Rabbis to mull approval of Shefa Shuk sale to Rami Levy
Committee for the Sanctity of Shabbat has no power to decide anything on behalf of David Wiessman.
The rabbinical Committee for the Sanctity of Shabbat will be convening in the next few days to make its final decision on whether it approves David Wiessman's sale of Shefa Shuk grocery outlets, which serve the ultra-Orthodox community. More specifically, the panel will be deciding whether a change of ownership would affect the chain's pariah status in the observant community.
The Committee for the Sanctity of Shabbat, of course, has no power to decide anything on behalf of Wiessman. However, any decision it makes on the chain's status will have direct repercussion on Shefa Shuk's relations with its ultra-Orthodox clientele.
Two weeks ago the committee informally publicized its intention to continue to boycott any bidder on the Shefa Shuk chain, thus have a hand in allowing Wiessman to continue operating his AM:PM convenience store chain on the Sabbath.
The ultra-Orthodox boycott on Dudi Wiessman's Dor Alon group of companies, which includes the Blue Square and Shefa Shuk grocery chains, was launched three months ago after the rabbinical committee issued a directive ordering the ultra-Orthodox community not to do business with Wiessman.
At this stage no directive has been issued against acquisition of the branches, but the committee has reiterated it will do so shortly if Wiessman refuses to stop operating AM:PM branches on Saturdays.
A number of potential bidders for the nine Shefa Shuk outlets operating in ultra-Orthodox communities have been mentioned. The main bid has come from Rami Levy, owner of the Rami Levy Shivuk Hashikma grocery chain. Other names rumored to be potential buyers include two ultra-Orthodox businessmen from the U.S., and Zakai Shalom, who owns the Hatsi Hinam chain of discount stores.

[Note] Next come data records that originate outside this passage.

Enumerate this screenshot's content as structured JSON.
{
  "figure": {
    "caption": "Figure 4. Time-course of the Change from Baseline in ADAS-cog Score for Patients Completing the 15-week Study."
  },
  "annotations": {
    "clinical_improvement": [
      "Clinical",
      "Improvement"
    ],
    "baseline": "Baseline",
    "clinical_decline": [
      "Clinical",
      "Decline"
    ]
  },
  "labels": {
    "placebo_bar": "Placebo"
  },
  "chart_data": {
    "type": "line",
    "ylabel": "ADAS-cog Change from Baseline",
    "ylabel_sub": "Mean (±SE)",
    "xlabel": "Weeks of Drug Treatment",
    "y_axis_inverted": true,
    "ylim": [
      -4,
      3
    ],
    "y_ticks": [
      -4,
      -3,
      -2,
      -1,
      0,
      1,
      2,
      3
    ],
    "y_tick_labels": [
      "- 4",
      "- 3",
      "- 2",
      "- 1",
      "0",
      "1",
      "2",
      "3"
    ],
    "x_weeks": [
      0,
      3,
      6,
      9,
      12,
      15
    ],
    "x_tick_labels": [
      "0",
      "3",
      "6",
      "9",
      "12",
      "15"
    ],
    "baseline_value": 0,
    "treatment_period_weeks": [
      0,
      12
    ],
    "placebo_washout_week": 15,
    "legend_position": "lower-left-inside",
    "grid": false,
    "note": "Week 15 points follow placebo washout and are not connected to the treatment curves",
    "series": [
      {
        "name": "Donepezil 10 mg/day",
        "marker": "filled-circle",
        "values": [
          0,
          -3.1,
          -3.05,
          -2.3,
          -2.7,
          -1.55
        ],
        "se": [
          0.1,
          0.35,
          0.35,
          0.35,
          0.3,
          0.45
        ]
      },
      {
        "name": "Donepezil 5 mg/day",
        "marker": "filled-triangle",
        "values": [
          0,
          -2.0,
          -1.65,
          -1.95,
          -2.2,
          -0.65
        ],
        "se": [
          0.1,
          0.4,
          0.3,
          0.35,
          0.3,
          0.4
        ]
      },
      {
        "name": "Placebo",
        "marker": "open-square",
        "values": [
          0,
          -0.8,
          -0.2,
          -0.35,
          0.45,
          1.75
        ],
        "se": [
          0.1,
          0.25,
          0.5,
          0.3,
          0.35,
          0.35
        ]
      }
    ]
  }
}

Intensive discussions have been conducted over recent days between Rami Levi and the rabbinical committee, with the intention of reaching an agreement on terms of sale terms acceptable to the committee, possibly through a share swap.
And as the rabbinical committee continues to review the issue, the ultra-Orthodox community itself is divided: the Gur hassidic community is leaning toward a continued boycott of the Shefa Shuk, even if the chain is sold to a third, Sabbath-observing party. Others maintain that the ultra-Orthodox community may use the chain if Wiessman sells the branches, even if it allows him to continue to operate the AM:PM chain.
Sources say that the rabbinical committee has apparently already decided not to give its stamp of approval to any deal that entails Wiessman's continued involvement in the operation.
A source close to Rami Levy said that if the rabbinical committee decides that it has no objection to the deal being negotiated with Wiessman, it will be consummated. The deal reputedly includes acquisition of the nine Shefa Shuk outlets located in ultra-Orthodox communities in a share swap deal involving 15.5% to 16% of Rami Levy Shivuk Hashikma plus cash payment.
"If the rabbis approve the deal - and there is no reason why they shouldn't - negotiations will continue. Such a transaction will do the ultra-Orthodox community only good, since it will increase competition within the sector. In addition, Levy is someone who does not and will not do business on the Sabbath" the source said.
The Blue Square grocery chain declined to comment.